Retirement plan is about saving money for the future, i.e for life after retirement. These plans are defined in tax terms by the IRS code and are regulated under Employee Retirement Income Security Act, in U.S.A. If you are an employee, company must take care of your retirement, or if you are engaged in a business, then you must take care of your future as businesses are volatile and can change at any moment.

Retirement plans are of two types, defined benefit plan and defined contribution plan. A defined benefit plan comprises or gives a specified monthly benefit at retirement. The benefit in defined benefit plan is determined by the employee’s salary, number of years of employment, age at retirement, number of years of service, etc.
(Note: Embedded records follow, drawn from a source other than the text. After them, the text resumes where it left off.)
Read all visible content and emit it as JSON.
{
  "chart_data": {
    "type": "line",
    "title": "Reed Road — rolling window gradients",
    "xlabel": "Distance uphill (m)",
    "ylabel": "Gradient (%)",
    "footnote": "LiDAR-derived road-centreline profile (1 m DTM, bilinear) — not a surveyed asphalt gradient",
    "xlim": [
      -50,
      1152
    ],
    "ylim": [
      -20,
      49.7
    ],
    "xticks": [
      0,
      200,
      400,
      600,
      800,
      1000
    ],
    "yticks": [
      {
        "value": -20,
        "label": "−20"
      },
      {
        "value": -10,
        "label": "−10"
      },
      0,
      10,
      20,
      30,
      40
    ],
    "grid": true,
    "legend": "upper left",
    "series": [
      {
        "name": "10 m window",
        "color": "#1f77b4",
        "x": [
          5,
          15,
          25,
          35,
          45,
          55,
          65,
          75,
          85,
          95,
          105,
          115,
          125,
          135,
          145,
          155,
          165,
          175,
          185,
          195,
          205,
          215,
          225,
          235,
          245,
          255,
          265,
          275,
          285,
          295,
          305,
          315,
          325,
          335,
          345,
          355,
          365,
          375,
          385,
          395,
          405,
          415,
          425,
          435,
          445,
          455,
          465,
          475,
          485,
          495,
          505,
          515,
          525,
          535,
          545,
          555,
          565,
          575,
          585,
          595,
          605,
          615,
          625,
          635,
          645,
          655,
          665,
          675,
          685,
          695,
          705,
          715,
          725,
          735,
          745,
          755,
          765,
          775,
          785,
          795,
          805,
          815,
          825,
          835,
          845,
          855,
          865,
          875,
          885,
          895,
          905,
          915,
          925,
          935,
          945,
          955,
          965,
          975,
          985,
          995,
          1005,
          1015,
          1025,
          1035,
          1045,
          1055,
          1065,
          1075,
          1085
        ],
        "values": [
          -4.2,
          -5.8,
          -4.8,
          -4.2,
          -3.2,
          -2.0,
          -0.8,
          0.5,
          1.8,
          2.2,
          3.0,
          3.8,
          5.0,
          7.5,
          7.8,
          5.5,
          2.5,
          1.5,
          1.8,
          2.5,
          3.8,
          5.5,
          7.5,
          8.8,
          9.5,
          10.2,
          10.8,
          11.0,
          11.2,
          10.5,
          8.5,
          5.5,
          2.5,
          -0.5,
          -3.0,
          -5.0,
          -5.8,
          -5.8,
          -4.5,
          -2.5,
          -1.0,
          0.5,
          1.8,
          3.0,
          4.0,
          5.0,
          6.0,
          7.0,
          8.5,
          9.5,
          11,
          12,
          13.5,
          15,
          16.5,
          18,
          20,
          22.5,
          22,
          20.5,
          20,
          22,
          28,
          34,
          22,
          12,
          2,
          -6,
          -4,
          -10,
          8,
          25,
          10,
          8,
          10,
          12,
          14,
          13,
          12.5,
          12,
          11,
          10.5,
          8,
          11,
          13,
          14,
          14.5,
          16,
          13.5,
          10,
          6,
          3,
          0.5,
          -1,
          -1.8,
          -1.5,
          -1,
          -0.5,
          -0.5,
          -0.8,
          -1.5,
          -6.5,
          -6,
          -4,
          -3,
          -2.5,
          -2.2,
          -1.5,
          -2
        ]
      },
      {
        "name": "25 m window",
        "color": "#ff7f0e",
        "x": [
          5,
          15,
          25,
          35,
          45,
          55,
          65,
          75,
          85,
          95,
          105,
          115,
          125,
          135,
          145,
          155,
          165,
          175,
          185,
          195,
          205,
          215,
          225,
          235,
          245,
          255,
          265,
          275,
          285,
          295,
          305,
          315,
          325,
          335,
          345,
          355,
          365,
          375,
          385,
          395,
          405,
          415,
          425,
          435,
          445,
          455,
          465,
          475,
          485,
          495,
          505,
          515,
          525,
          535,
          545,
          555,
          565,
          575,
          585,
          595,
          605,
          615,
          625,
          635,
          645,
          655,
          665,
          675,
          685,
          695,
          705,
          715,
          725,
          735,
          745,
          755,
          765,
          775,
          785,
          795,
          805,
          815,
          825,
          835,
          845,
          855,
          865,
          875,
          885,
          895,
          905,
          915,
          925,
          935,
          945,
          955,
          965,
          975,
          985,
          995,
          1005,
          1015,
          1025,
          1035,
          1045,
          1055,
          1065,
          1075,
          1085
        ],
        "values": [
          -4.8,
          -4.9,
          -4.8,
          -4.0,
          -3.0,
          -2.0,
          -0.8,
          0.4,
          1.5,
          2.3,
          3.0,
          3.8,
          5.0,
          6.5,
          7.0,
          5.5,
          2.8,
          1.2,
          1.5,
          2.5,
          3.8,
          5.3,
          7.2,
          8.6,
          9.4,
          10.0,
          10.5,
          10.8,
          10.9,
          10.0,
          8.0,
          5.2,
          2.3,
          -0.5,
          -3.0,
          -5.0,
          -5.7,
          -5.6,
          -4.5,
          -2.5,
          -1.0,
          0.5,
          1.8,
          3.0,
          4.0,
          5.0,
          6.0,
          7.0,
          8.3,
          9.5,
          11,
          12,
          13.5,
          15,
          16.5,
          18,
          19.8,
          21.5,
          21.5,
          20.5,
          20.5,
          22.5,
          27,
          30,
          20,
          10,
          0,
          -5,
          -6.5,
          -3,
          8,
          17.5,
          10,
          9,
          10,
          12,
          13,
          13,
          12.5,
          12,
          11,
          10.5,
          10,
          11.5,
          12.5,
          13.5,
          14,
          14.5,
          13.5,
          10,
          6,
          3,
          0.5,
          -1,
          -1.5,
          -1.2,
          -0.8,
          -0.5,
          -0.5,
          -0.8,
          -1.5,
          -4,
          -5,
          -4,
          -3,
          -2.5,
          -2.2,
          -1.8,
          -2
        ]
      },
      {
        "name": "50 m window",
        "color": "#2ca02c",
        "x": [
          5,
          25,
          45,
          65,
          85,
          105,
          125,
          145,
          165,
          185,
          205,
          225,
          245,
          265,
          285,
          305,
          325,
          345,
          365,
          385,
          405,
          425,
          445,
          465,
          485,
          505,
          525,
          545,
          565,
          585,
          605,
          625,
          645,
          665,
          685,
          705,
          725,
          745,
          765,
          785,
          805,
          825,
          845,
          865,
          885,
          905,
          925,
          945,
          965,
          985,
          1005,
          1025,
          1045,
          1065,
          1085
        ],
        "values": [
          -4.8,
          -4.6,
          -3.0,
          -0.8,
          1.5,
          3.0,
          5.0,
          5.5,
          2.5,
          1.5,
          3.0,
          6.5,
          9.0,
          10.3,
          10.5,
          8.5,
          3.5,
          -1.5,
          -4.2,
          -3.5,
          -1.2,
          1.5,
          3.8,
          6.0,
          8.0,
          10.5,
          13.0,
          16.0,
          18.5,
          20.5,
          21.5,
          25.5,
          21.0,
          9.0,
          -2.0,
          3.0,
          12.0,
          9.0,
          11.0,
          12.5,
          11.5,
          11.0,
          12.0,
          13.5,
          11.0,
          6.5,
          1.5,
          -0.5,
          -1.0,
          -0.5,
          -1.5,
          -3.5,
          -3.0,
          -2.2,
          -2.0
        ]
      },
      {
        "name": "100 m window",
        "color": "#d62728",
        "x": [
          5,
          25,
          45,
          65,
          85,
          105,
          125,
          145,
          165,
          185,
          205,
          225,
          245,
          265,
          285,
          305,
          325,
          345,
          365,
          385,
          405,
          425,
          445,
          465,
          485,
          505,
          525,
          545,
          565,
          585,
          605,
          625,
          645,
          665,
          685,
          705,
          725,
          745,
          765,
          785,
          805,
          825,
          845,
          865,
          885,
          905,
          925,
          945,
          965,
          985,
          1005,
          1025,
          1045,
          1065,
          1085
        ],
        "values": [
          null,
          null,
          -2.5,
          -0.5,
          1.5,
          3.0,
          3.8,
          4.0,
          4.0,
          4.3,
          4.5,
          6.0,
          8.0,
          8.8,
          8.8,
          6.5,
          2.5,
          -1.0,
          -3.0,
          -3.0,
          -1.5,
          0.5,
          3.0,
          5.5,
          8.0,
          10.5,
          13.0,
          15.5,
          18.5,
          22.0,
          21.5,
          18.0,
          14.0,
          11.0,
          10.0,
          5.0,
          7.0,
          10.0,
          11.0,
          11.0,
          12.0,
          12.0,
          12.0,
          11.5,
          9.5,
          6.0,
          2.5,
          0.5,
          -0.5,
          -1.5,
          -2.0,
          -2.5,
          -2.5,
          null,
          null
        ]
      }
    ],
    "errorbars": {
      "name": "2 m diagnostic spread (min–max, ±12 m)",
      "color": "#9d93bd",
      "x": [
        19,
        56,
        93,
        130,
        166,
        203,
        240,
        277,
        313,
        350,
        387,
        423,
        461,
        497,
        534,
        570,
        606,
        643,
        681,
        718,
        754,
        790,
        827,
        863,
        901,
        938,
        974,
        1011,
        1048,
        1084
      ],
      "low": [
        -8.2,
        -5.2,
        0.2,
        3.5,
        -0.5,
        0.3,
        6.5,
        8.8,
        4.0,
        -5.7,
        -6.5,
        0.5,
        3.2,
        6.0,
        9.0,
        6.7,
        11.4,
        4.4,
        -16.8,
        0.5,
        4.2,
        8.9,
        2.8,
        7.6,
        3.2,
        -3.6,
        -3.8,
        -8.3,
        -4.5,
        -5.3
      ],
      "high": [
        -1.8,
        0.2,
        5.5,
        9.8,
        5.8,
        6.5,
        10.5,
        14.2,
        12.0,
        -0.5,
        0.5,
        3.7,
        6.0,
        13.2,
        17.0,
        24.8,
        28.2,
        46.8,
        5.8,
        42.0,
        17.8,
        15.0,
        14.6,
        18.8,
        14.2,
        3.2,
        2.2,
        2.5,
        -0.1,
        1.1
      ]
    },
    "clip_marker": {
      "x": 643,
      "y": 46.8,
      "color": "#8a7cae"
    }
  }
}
The retirement income mainly depends on the years of service to a particular organization. The longer the time you are associated with the organization, the more you get your monthly income at retirement. There are many methods used to calculate the defined benefit plan, however, the result is a fixed monthly income that the employer is committed to pay the retiree for the rest of his life.
Defined contribution plan does not ensure specific amount after retirement. In this plan, the employer or the employee contribute to the employees individual account. These contributions are generally invested on behalf of the employee in the employee’s account. The employee will ultimately receive the balance, and the value of contribution depends on the changes in the value of the investments.

A Simplified Employee Pension plan (SEP) allows employees to make contributions on a tax-favored basis, when employee owns or sets up an individual retirement accounts (IRAs). Thus many plans contribute to the benefit of the employees after retirement.